Abstract
Background
Cinnamon contact stomatitis (CCS) is a rare reaction to the use of products containing artificial cinnamon flavor ingredients. Such products are gums, toothpastes and mouthwashes.
Main observations
A 20-year-old female patient presented with white elevated mucosal patches in the right lateral board of her tongue. Based on anamnesis, the intitial diagnosis of allergy to cinnamon gum was established. Clinical differential diagnosis included hairy leukoplakia, leukoplakia and lichenoid reaction. The patient was advised to completely avoid the use of cinnamon flavoured chewing gums. On re-examination later she had a normal tongue appearance.
Conclusions
Clinicians who treat patients with oral conditions should be aware of CCS in order to be able to correctly diagnose and manage this condition.

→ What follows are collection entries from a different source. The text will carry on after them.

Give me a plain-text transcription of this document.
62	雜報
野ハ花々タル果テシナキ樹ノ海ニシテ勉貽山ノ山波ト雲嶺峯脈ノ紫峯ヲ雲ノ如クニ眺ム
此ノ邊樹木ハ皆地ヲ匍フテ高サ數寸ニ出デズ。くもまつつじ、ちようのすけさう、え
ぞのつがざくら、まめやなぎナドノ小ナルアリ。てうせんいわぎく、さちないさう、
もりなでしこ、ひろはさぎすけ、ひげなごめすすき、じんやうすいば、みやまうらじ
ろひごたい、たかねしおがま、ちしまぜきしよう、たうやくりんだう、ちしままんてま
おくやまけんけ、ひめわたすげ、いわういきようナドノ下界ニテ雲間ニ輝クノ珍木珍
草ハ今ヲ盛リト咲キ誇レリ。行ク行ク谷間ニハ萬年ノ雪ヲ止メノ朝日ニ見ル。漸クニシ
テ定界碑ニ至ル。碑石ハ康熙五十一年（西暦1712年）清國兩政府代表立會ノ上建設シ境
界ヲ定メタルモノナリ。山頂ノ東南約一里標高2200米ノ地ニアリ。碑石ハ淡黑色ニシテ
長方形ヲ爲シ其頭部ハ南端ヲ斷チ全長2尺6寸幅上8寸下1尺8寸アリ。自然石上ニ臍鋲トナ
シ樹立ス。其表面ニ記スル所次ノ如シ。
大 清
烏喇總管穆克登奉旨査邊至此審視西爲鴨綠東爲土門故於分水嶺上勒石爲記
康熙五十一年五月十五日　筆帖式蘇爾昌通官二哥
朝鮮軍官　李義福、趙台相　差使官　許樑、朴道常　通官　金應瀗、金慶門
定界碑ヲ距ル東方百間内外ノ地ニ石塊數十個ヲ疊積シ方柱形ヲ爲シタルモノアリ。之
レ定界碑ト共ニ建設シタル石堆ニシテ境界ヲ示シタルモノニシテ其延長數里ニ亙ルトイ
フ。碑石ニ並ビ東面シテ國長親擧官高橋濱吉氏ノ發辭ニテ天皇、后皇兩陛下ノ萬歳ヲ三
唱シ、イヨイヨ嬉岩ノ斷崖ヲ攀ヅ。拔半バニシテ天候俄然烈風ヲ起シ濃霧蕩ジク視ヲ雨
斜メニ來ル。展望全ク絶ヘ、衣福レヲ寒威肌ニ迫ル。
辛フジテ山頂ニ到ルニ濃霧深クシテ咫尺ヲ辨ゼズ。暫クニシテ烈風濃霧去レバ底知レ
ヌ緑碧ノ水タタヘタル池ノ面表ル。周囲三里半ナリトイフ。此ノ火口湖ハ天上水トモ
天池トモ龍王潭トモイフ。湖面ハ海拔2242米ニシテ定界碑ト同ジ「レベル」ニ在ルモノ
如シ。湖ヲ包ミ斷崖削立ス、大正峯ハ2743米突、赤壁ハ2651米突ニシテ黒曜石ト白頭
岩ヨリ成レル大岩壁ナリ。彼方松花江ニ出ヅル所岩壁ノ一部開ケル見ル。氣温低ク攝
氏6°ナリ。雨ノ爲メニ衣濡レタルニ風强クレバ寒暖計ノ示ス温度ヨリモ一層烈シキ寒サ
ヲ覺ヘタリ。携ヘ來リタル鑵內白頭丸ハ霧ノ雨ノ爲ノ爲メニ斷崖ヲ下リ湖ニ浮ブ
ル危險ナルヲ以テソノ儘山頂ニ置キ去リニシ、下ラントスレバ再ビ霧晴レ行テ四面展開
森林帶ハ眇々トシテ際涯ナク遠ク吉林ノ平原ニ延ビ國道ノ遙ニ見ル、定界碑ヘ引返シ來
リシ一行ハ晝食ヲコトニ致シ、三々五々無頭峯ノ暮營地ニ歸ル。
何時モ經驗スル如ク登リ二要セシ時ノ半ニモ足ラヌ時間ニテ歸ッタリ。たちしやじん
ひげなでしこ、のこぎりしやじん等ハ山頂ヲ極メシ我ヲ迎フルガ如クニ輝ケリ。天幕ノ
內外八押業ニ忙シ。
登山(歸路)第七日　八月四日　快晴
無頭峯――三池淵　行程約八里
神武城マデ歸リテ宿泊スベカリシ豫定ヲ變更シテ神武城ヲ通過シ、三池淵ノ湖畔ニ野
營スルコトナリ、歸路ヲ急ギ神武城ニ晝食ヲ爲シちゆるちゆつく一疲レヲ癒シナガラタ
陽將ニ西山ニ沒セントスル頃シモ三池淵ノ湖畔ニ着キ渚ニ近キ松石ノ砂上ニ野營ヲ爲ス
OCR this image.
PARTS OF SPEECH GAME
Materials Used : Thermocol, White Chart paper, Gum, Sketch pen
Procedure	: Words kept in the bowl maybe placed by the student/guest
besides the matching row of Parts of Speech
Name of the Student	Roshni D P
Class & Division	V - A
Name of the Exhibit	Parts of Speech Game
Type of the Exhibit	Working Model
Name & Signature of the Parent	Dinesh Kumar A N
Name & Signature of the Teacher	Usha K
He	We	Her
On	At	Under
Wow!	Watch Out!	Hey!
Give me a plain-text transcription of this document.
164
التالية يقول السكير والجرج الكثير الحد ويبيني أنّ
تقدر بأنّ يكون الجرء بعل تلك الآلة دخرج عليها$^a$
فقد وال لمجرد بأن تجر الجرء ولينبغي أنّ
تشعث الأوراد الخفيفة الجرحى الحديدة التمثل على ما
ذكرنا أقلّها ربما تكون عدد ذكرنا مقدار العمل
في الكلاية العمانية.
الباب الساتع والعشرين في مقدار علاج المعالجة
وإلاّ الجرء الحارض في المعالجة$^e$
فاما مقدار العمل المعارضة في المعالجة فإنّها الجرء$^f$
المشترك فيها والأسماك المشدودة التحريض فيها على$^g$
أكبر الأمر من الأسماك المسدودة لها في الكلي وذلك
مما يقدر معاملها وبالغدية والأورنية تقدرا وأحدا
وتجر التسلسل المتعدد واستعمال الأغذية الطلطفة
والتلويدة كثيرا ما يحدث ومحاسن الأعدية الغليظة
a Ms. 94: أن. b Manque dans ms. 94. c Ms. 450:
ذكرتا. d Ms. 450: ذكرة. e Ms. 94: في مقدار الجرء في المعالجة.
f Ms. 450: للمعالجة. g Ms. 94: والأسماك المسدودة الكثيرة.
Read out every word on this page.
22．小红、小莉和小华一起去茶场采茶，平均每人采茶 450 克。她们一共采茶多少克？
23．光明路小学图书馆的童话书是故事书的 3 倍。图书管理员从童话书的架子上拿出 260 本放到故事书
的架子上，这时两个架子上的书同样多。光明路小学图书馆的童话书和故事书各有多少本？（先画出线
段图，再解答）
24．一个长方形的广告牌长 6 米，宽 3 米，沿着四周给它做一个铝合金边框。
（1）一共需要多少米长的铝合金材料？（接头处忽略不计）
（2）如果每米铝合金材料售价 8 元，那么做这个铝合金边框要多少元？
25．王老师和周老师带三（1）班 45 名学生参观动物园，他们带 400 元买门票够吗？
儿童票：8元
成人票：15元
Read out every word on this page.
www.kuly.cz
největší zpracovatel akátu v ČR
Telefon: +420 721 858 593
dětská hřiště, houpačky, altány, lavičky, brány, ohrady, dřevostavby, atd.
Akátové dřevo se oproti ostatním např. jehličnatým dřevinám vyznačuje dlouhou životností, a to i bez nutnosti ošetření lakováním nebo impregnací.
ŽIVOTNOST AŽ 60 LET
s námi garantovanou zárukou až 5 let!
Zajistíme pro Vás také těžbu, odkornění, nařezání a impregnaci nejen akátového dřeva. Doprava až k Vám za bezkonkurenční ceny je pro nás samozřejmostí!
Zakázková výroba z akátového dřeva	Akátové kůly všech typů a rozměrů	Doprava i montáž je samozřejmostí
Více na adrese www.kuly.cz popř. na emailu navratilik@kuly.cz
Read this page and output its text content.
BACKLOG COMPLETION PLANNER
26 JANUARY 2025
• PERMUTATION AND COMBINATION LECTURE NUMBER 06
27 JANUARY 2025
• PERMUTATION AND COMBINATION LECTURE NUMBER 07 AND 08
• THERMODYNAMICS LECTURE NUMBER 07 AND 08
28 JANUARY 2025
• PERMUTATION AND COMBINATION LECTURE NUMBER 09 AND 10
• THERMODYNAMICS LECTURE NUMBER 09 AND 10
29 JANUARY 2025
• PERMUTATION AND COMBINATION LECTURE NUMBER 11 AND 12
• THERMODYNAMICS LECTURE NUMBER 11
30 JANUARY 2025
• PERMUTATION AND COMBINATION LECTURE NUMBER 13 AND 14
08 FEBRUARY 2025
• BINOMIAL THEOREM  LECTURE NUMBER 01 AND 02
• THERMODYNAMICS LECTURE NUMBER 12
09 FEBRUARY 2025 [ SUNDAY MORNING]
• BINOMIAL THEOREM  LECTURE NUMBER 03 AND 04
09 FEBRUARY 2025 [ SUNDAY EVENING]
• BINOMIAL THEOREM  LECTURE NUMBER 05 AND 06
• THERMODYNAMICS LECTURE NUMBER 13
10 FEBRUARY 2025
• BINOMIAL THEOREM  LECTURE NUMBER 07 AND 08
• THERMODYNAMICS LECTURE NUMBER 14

Keywords: cinnamon, oral mucous membranes, stomatitis, tongue
Introduction
Oral contact allergy to cinnamon flavoured products or cinnamon contact stomatitis (CCS) is a condition firstly described by Drake et al.[2,3] The clinical presentation of CCS varies, and includes lichenoid-like erosions, leukoplakia-like patches erythema, gingival exfoliation and leukoedema-like mucosal appearance.[2,3] The patients usually complain of mild pain, pruritus and burning sensation.[2,3]
Case Report
A 20-year-old female patient presented with the chief complaint of a "burning tongue". Her medical history was unremarkable, she had a good oral hygiene, she was not a smoker or frequent alcohol drinker and she was on a balanced diet. She also referred a frequent daily use of chewing gums with cinnamon flavour. The extra oral examination revealed neither facial asymmetry nor oedema. Intra oral examination revealed white elevated mucosal patches in the right lateral board of her tongue. Upon questioning she reported frequent using of cinnamon gums and hold the gum on the right side of her mouth. The working diagnosis was CCS and the differential included hairy leukoplakia, leukoplakia and lichenoid reaction. She was advised to completely avoid the use of cinnamon flavoured chewing gums. On re-examination seven days later she had a normal tongue appearance.
Discussion
Contact allergies are common in the skin but rare in the mouth due to the protective role of saliva against the accumulation of allergens, the high concentration of blood vessels in oral epithelium that prevents the long term maintenance of allergens in contact with the mucosa by absorption and removal and the reduced activation of cellular immunity as less antigen presenting cells are found in the oral mucosa in comparison to skin.[4] The most common contact allergy of the oral cavity is lichenoid reaction to amalga.[5] Cinnamon contact stomatitis is believed to represent a form of intraoral contact allergy,[4] a hypersensitivity reaction that requires the sensitisation of the patient (first contact with the causative agent) and formation of an antigen in combination with the mucosal proteins. Upon second contact recognition of the antigen results in an inflammatory reaction mediated by specific delayed hypersensitivity T cells.[6] Patch testing contributes to diagnosis but the results are often inconclusive.[7] The substance that is causative for CCS is cinnamic aldehyde.[8] This substance is found in high concentrations in chewing gums, mouth washes, toohpastes and candy with cinnamon flavour, while commonly used in cooking procedures natural cinnamon spice has only rarely been involved in allergic reactions.[6] The clinical features of CCS are white mucous patches, reticular white lesions, erythema, and erosions. Patients complain of burning or itching sensation especially when they eat acidic or spicy food.[2,3,6] The lesions are usually seen in the buccal mucosa and the lateral borders of the tongue that are the areas of chronic contact with the causative agent.[2,3,6] The differential diagnosis of CCS includes lichenoid reactions, leukoplakia, lupus like oral eruptions, hairy leukoplakia, and leukoedema.[9] The histopathologic findings of CCS are non specific, showing inflammation in lamina propria with lymphocytes and plasma cells, hyperkeratosis and acanthosis, resembling to lichenoid reaction and plasma cell stomatitis.[10]
Conclusion
History of cinnamon flavoured substances usage, clinical examination and resolution of lesions upon discontinuation of usage are sufficient to accurately diagnose CCS. Despite the fact that CCS is a well described clinical entity for more than thirty years, few reports of CCS have been published in the medical literature. Clinicians who treat patients with oral conditions should be aware of CCS in order to be able to correctly diagnose and manage the disease based on clinical examination and history limiting invasive and expensive investigations.